В ходе сравнительного анализа произведения Пушкина «Дубровский», мы пришли к выводу, что современные белорусский и русский языки неодинаково используют древнюю лексику, даже широко употребительную в общеславянском языке. Основной словарный фонд родственных восточнославянских языков мало в чем отличается, хотя значительное время белорусский и русский языки развивались самостоятельно. Текст на любом из этих языков имеет много общего, чем специфического и в общем плане понятны.Приведем пример:«...Через десять минут въехал он на барский двор. Он смотрел вокруг себя с волнением неописанным. Двенадцать лет не видал он своей родины. Березки, которые при нем только что были посажены около забора, выросли и стали теперь высокими ветвистыми деревьями. Двор, некогда украшенный тремя правильными цветниками, меж коими шла широкая дорога, тщательно выметаемая, обращен был в некошеный луг, па котором паслась опутанная лошадь. Собаки, было, залаяли, но, узнав Антона, умолкли и замахали косматыми хвостами. Дворня высыпала из людских изоб и окружила молодого барина с шумными изъявлениями радости...» «…Праз дзесяць хвілінаў уехаў ён на барскі двор. Ён глядзеў вакол сябе з хваляваннем не апісаным. Дванаццаць гадоў не відзел ён сваёй радзімы. Бярозкі, якія пры ім толькі што былі пасаджаны каля паркана, выраслі і сталі зараз высокімі дрэвамі. Двор, калісьці аздоблены трыма правільнымі кветнікамі, між якімі ішла шырокая дарога, дакладна вымятаемая, накіраваны быў у не кошаны луг, па якім пасвілася конь. Сабакі, было, забрахалі, але, даведаўшыся Антона, замоўклі і замахалі калматымі хвастамі. Дваровы люд высыпала з людскіх изоб і атачыла маладога пана з шумнымі выяўленнямі радасці….”.
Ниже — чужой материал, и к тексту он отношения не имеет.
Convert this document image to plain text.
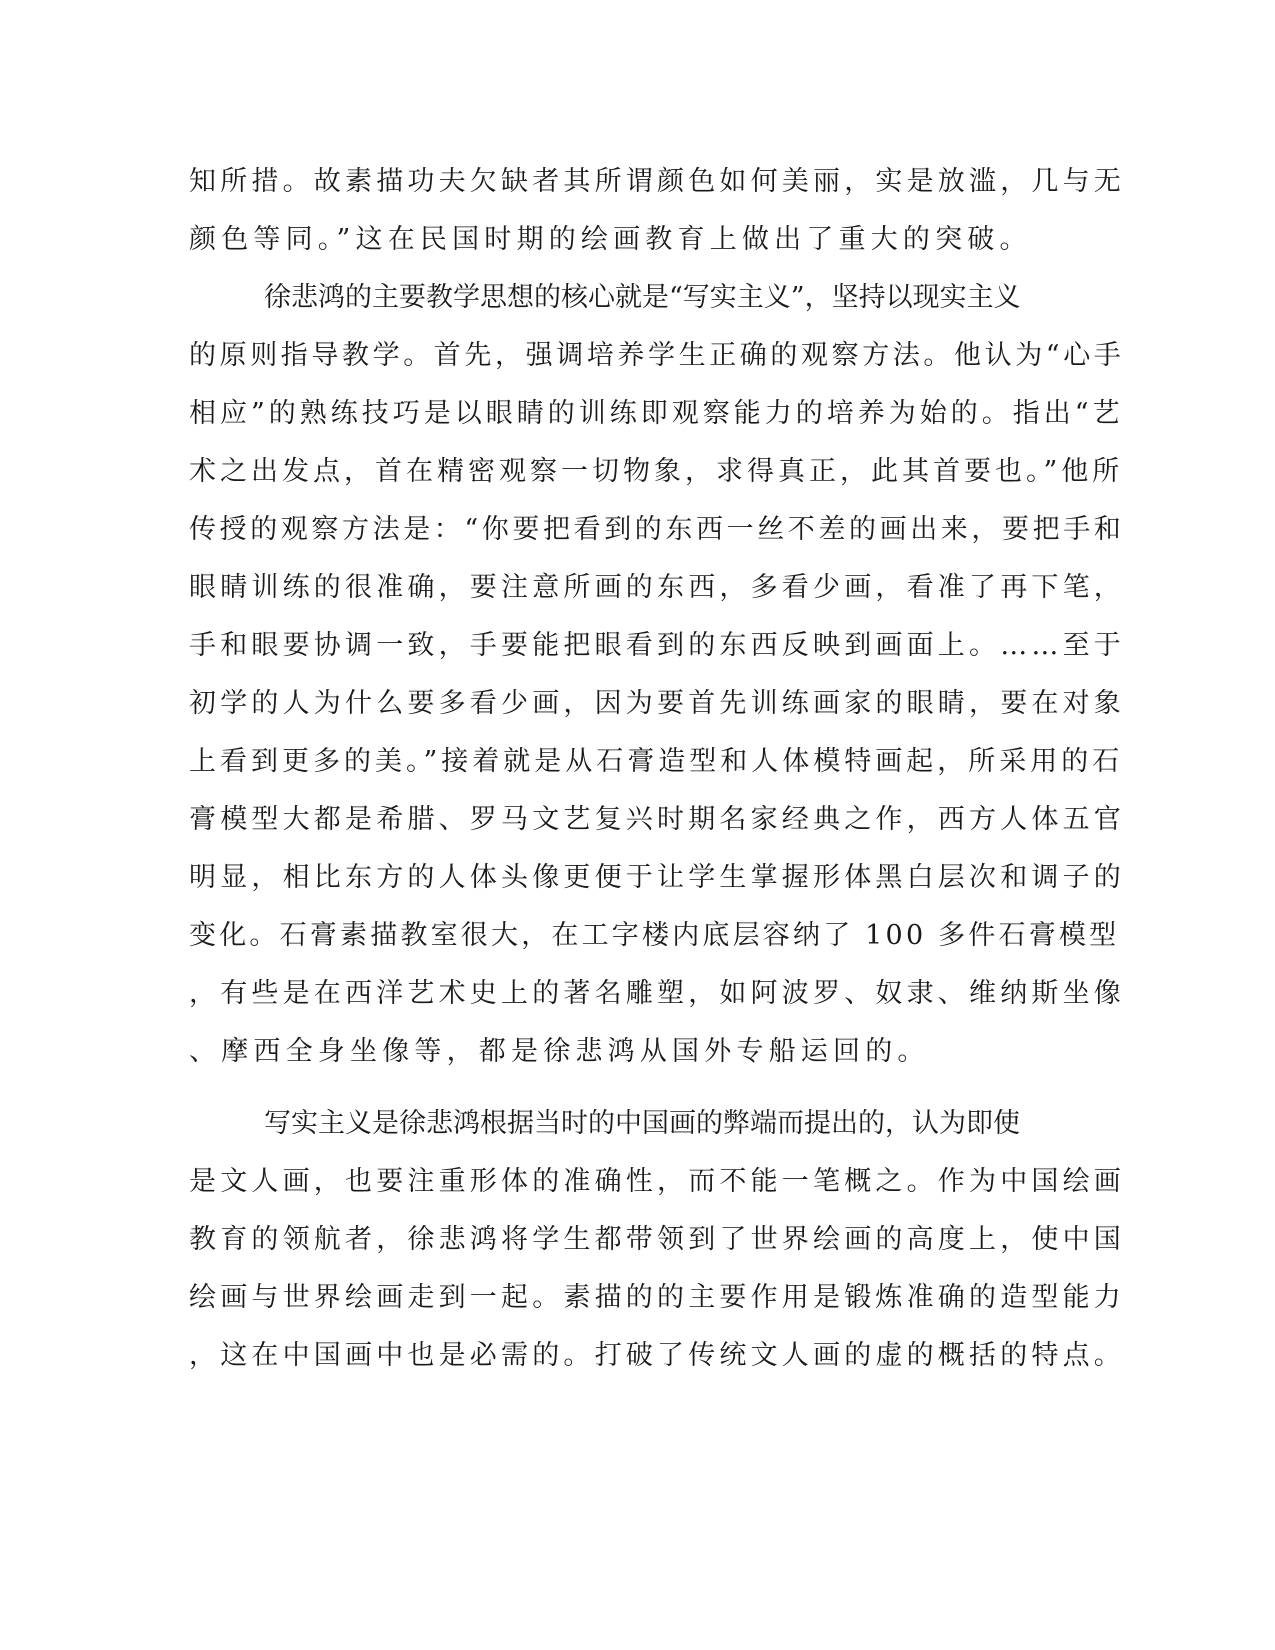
知所措。故素描功夫欠缺者其所谓颜色如何美丽，实是放滥，几与无
颜色等同。”这在民国时期的绘画教育上做出了重大的突破。
徐悲鸿的主要教学思想的核心就是“写实主义”，坚持以现实主义
的原则指导教学。首先，强调培养学生正确的观察方法。他认为“心手
相应”的熟练技巧是以眼睛的训练即观察能力的培养为始的。指出“艺
术之出发点，首在精密观察一切物象，求得真正，此其首要也。”他所
传授的观察方法是：“你要把看到的东西一丝不差的画出来，要把手和
眼睛训练的很准确，要注意所画的东西，多看少画，看准了再下笔，
手和眼要协调一致，手要能把眼看到的东西反映到画面上。……至于
初学的人为什么要多看少画，因为要首先训练画家的眼睛，要在对象
上看到更多的美。”接着就是从石膏造型和人体模特画起，所采用的石
膏模型大都是希腊、罗马文艺复兴时期名家经典之作，西方人体五官
明显，相比东方的人体头像更便于让学生掌握形体黑白层次和调子的
变化。石膏素描教室很大，在工字楼内底层容纳了 100 多件石膏模型
，有些是在西洋艺术史上的著名雕塑，如阿波罗、奴隶、维纳斯坐像
、摩西全身坐像等，都是徐悲鸿从国外专船运回的。
写实主义是徐悲鸿根据当时的中国画的弊端而提出的，认为即使
是文人画，也要注重形体的准确性，而不能一笔概之。作为中国绘画
教育的领航者，徐悲鸿将学生都带领到了世界绘画的高度上，使中国
绘画与世界绘画走到一起。素描的的主要作用是锻炼准确的造型能力
，这在中国画中也是必需的。打破了传统文人画的虚的概括的特点。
Половина материала — это лексические соответствия, какие состоят на четверть из формальных и семантических. Вторая четверть, приблизительные, лексические соответствия с различиями по форме и семантике или по тому и другому. Мы провели сопоставление отрывков из текста произведения Пушкина, их белоруской и русской лексики (13глаголов и 13существительных сопоставлены во всех славянских литературных языках), которые показывают, что совпадающая лексика, составляет в каждом из текстов, не меньше половины). Например: «...Около семи часов вечера некоторые гости хотели ехать, но хозяин, развеселенный пуншем, приказал запереть ворота и объявил, что до следующего утра никого со двора не выпустит. Скоро загремела музыка, двери в залу отворились, и бал завязался. Хозяин и его приближенные сидели и углу, выпивая стакан за стаканом и любуясь веселостью молодежи. Старушки играли в карты...», и «...Каля сямі гадзінаў вечара некаторыя госці жадалі ехаць, але гаспадар, развяселены пуншам, загадаў замкнуць браму і абвясціў, што да наступнай раніцы нікога са двара не выпусціць. Хутка забразгала музыка, дзверы у зале адчыніліся, і баль завязаўся. Гаспадар і яго прыбліжаныя сядзелі і куту, пілі стакан за стаканам і любуясь весялосцю моладзі. Бабулькі гулялі ў карты…». Таким образом, лексика русского и белорусского языков чрезвычайно близка. Но даже в таких близких и родственных языках, как белорусский и русский, имеются значительные лексические различия.
Книжно-славянская лексика занимала большое место в творчестве Пушкина. В его произведениях значительно расширился, по сравнению с карамзинистами, состав славянизмов. Пушкин признавал книжно-славянскую лексику «живым структурным элементом русского литературного языка». Однако в отличие от «шишковистов» он видел в этой лексике не основу русского литературного языка, а лишь одну из его составных частей (наряду с другими генетико-стилистическими пластами). Взгляд Пушкина на место книжно-славянской лексики в общем составе литературного языка, ее объем и главное — функции далеко не совпадал со взглядами шишковистов. Это отчетливо видно из следующего его высказывания: «Давно ли мы стали писать языком общепонятным? Убедились ли мы, что славянский язык не есть язык русский, и что мы не можед смешивать их своенравно, что если многие слова, многие обороты счастливо могут быть заимствованы из церковных книг в нашу литературу, то из сего еще не следует, чтоб мы могли писать: да лобжет мя лобзанием, вместо цалуй меня. Конечно, и Ломоносов того не думал, он предпочел изучение славянского языка, как необходимое средство к основательному знанию языка русского».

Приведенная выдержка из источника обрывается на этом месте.